A Cursor-y Attempt

In April 2016, I participated in my first-ever video game design competition: Ludum Dare. The experience of developing and publishing a video game from scratch within a 48-hour time frame (!) was exhilarating and enlightening, and I couldn’t wait to see how it turned out. Unfortunately, right before the results were announced, I conveniently boarded a plane to China, and subsequently completely forgot about the competition and my entry until returning to the US.

Of course, I am now a few months late sharing the experience (and results) here on the blog, but better late than never I suppose!

If you want to skip straight to where I talk about the game I made, just head here.

The Competition

Ludum Dare logo

Ludum Dare: the Latin phrase roughly translates into “to give a game.” The Ludum Dare community is most well known for its “Accelerated Game Development Event” of the same name.

Participants in the Ludum Dare competition have 48 hours to design a game–from scratch–adhering to a theme announced at the beginning of the contest. Entries are judged and ranked in 7 categories, including audio, graphics, innovation, adherence to the theme, and so on.

This time, the theme was Shapeshift. I was one of 2,712 entries.

For anyone interested in further background about the rules, operations, or history of the Ludum Dare competition, feel free to check out the homepage or the rules.

My Entry

An in-progress session of my

Check it out!

A lot of information can already be found at the link above. So that players would not have to download anything (and could play the game regardless of their operating system), I opted to write a browser-based game in pure Javascript.

The basic idea is that you have a cursor that can be maneuvered around on a grid. Colored boxes are strewn about the grid as well, and whenever the cursor passes over a box, the box is “teleported” to another grid based on the direction that the cursor passed over the box.

So where does the theme “Shapeshift” come into play? Well, if you are able to shift the tiles into the shape of an apple tree, then you win the game!

If you haven’t already, go ahead and check it out at the link above. Don’t worry if you can’t complete the puzzle; what’s important is to get the experience of messing with it.

The Results

Here are the top games ranked by category.

If you click on innovation, and you scroll down to 6th place, you’ll find my entry!

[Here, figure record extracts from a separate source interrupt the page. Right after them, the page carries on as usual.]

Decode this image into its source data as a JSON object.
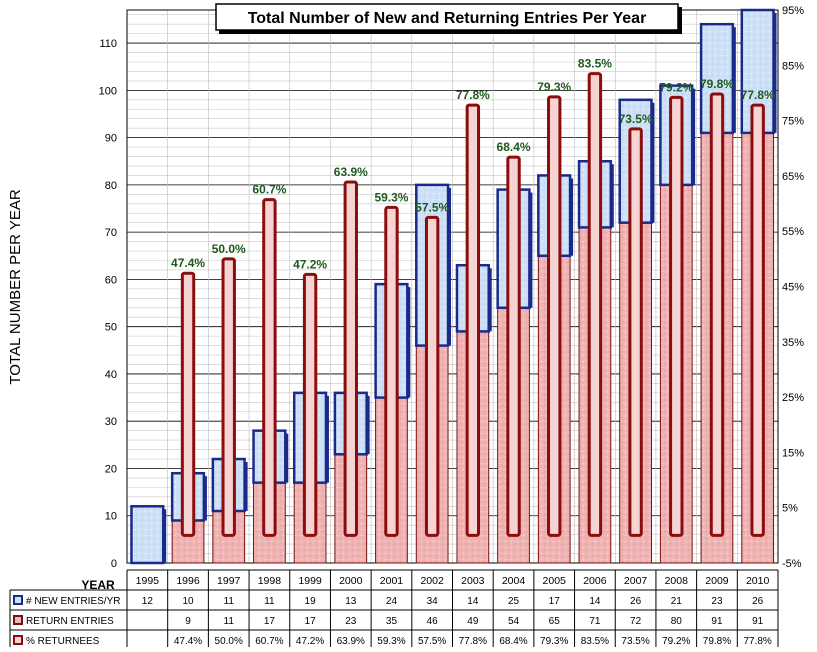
{
  "chart_data": {
    "type": "bar",
    "title": "Total Number of New and Returning Entries Per Year",
    "ylabel": "TOTAL NUMBER PER YEAR",
    "xlabel": "YEAR",
    "categories": [
      "1995",
      "1996",
      "1997",
      "1998",
      "1999",
      "2000",
      "2001",
      "2002",
      "2003",
      "2004",
      "2005",
      "2006",
      "2007",
      "2008",
      "2009",
      "2010"
    ],
    "ylim": [
      0,
      117
    ],
    "yticks": [
      0,
      10,
      20,
      30,
      40,
      50,
      60,
      70,
      80,
      90,
      100,
      110
    ],
    "y2lim": [
      -5,
      95
    ],
    "y2ticks": [
      "-5%",
      "5%",
      "15%",
      "25%",
      "35%",
      "45%",
      "55%",
      "65%",
      "75%",
      "85%",
      "95%"
    ],
    "grid": true,
    "series": [
      {
        "name": "# NEW ENTRIES/YR",
        "values": [
          12,
          10,
          11,
          11,
          19,
          13,
          24,
          34,
          14,
          25,
          17,
          14,
          26,
          21,
          23,
          26
        ],
        "color": "#1f2f8f"
      },
      {
        "name": "RETURN ENTRIES",
        "values": [
          null,
          9,
          11,
          17,
          17,
          23,
          35,
          46,
          49,
          54,
          65,
          71,
          72,
          80,
          91,
          91
        ],
        "color": "#7f1010"
      },
      {
        "name": "% RETURNEES",
        "values": [
          null,
          47.4,
          50.0,
          60.7,
          47.2,
          63.9,
          59.3,
          57.5,
          77.8,
          68.4,
          79.3,
          83.5,
          73.5,
          79.2,
          79.8,
          77.8
        ],
        "display": [
          "",
          "47.4%",
          "50.0%",
          "60.7%",
          "47.2%",
          "63.9%",
          "59.3%",
          "57.5%",
          "77.8%",
          "68.4%",
          "79.3%",
          "83.5%",
          "73.5%",
          "79.2%",
          "79.8%",
          "77.8%"
        ],
        "color": "#8b0d0d"
      }
    ],
    "bar_colors": {
      "new_fill": "#cfe2f7",
      "new_border": "#1a2a8a",
      "return_fill": "#f0b8b8",
      "return_border": "#7a1010",
      "pct_fill": "#f6d4d4",
      "pct_border": "#8b0d0d",
      "pct_label": "#1f5a1f"
    }
  }
}
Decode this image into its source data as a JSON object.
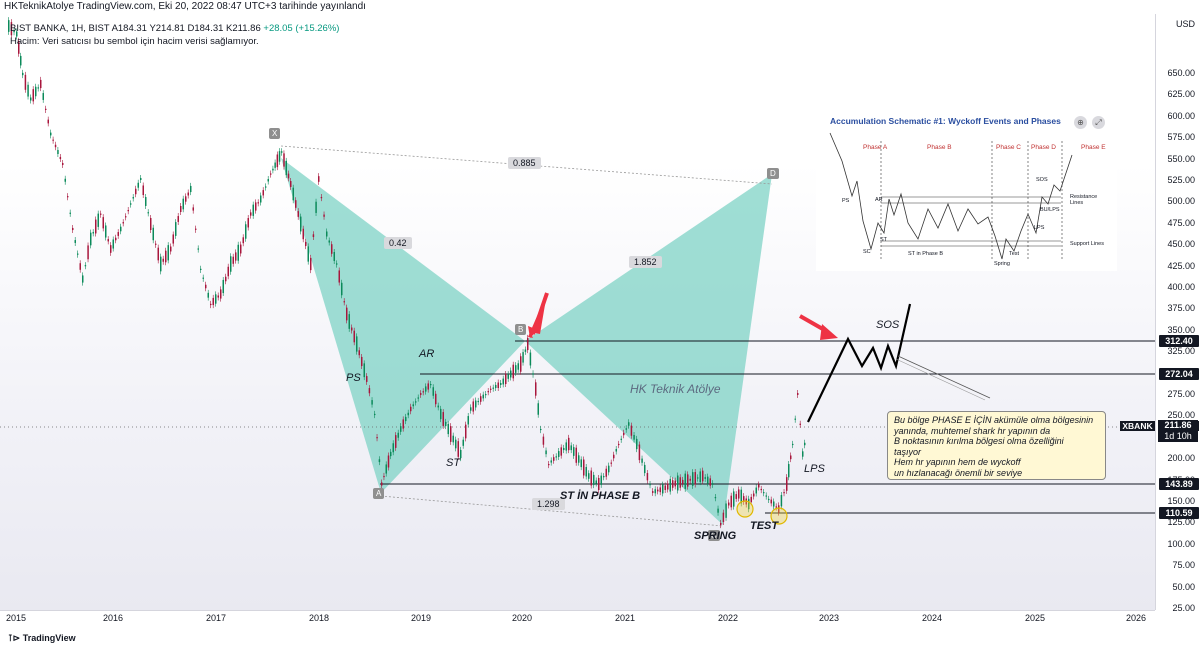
{
  "header": {
    "published": "HKTeknikAtolye TradingView.com, Eki 20, 2022 08:47 UTC+3 tarihinde yayınlandı"
  },
  "symbol_info": {
    "name": "BIST BANKA, 1H, BIST",
    "a": "A184.31",
    "y": "Y214.81",
    "d": "D184.31",
    "k": "K211.86",
    "change": "+28.05 (+15.26%)",
    "volume_note": "Hacim: Veri satıcısı bu sembol için hacim verisi sağlamıyor."
  },
  "price_axis": {
    "currency": "USD",
    "ticks": [
      "650.00",
      "625.00",
      "600.00",
      "575.00",
      "550.00",
      "525.00",
      "500.00",
      "475.00",
      "450.00",
      "425.00",
      "400.00",
      "375.00",
      "350.00",
      "325.00",
      "300.00",
      "275.00",
      "250.00",
      "225.00",
      "200.00",
      "175.00",
      "150.00",
      "125.00",
      "100.00",
      "75.00",
      "50.00",
      "25.00"
    ]
  },
  "time_axis": {
    "labels": [
      "2015",
      "2016",
      "2017",
      "2018",
      "2019",
      "2020",
      "2021",
      "2022",
      "2023",
      "2024",
      "2025",
      "2026"
    ]
  },
  "levels": [
    {
      "label": "312.40"
    },
    {
      "label": "272.04"
    },
    {
      "label": "143.89"
    },
    {
      "label": "110.59"
    }
  ],
  "current": {
    "symbol": "XBANK",
    "price": "211.86",
    "countdown": "1d 10h"
  },
  "pattern_points": {
    "x": "X",
    "a": "A",
    "b": "B",
    "c": "C",
    "d": "D"
  },
  "ratios": {
    "xd": "0.885",
    "xab": "0.42",
    "bcd": "1.852",
    "ac": "1.298"
  },
  "annotations": {
    "ps": "PS",
    "ar": "AR",
    "st": "ST",
    "st_phase_b": "ST İN PHASE B",
    "spring": "SPRING",
    "test": "TEST",
    "lps": "LPS",
    "sos": "SOS",
    "watermark": "HK Teknik Atölye"
  },
  "callout": {
    "lines": [
      "Bu bölge PHASE E İÇİN akümüle olma bölgesinin",
      "yanında, muhtemel shark hr yapının da",
      "B noktasının kırılma bölgesi olma özelliğini",
      "taşıyor",
      "Hem hr yapının hem de wyckoff",
      "un hızlanacağı önemli bir seviye"
    ]
  },
  "schematic": {
    "title": "Accumulation Schematic #1: Wyckoff Events and Phases",
    "phases": [
      "Phase A",
      "Phase B",
      "Phase C",
      "Phase D",
      "Phase E"
    ],
    "labels": {
      "ps": "PS",
      "sc": "SC",
      "ar": "AR",
      "st": "ST",
      "st_b": "ST in Phase B",
      "spring": "Spring",
      "test": "Test",
      "lps": "LPS",
      "bu_lps": "BU/LPS",
      "sos": "SOS",
      "resistance": "Resistance Lines",
      "support": "Support Lines"
    }
  },
  "footer": {
    "brand": "TradingView"
  },
  "colors": {
    "pattern_fill": "#7fd3c5",
    "candle_up": "#0b8a5a",
    "candle_down": "#a8163c",
    "arrow": "#ee3344",
    "level_line": "#131722"
  }
}
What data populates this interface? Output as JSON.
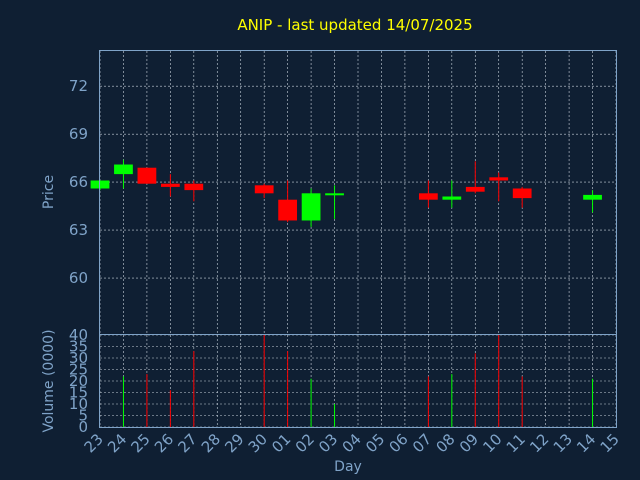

I’m flabbergasted and humbled to have received such a fine rank considering this was my first attempt at such a competition. To be sure, you would be doing yourself quite a disservice if you didn’t go check out some of the other highly-ranked games; they are astonishing! Keep in mind that all of these entries were constructed from scratch in only 48 hours!


I certainly made many more mistakes during this competition than successes. For one, choosing not to use a game-creation engine or library was a terrible inconvenience to me. Furthermore, pure Javascript (of all inappropriate languages) is simply not suited for video game development, and if I were to expand on this project I would most certainly have to begin by translating the current product into a different language!

As I stated previously, the main reason for choosing Javascript as my working environment was to produce a Web-based game that required no downloading. That being said, there are plenty of other languages that compile to a browser-readable format that would have been better suited for the task.

As far as the game itself goes, I think it certainly reflects my more abstract creative thought patterns. In the context of a 48-hour race, I think this tendency is simply expected, but in a more relaxed environment the game definitely needs a boatload of polish and, well, accessibility added to “humanize” my often absurd ideas. With absolutely no assets (graphics, music, etc), the game does a terrible job at “selling itself,” and even for the determined people who manage to construct the entire tree out of the tiles, there isn’t even a “You Win!” screen. I definitely failed in this respect.

Again, choosing a different development language and environment would have been an excellent help in rounding off many of the aforementioned rough edges. However, my greatest success in this first attempt was certainly my tenacity: even realizing at the 24-hour mark what terrible mistakes I was making, and watching my lofty dreams come tumbling down to a humble reality, by sticking with the imperfect pieces I had I was able to make an infinitely higher-quality product than if I had been wishy-washy in my development choices.

In any case, I probably would have had much more to say if this postmortem had been drafted closer to the competition date; but alas, given the constraints of living in China, I did what I could! Hopefully you found some entertainment or insights in the game or my tangentially-related ramblings.

If by any chance you are also familiar with web development and want to check out (or contribute to!) the source code, well, you know where to go.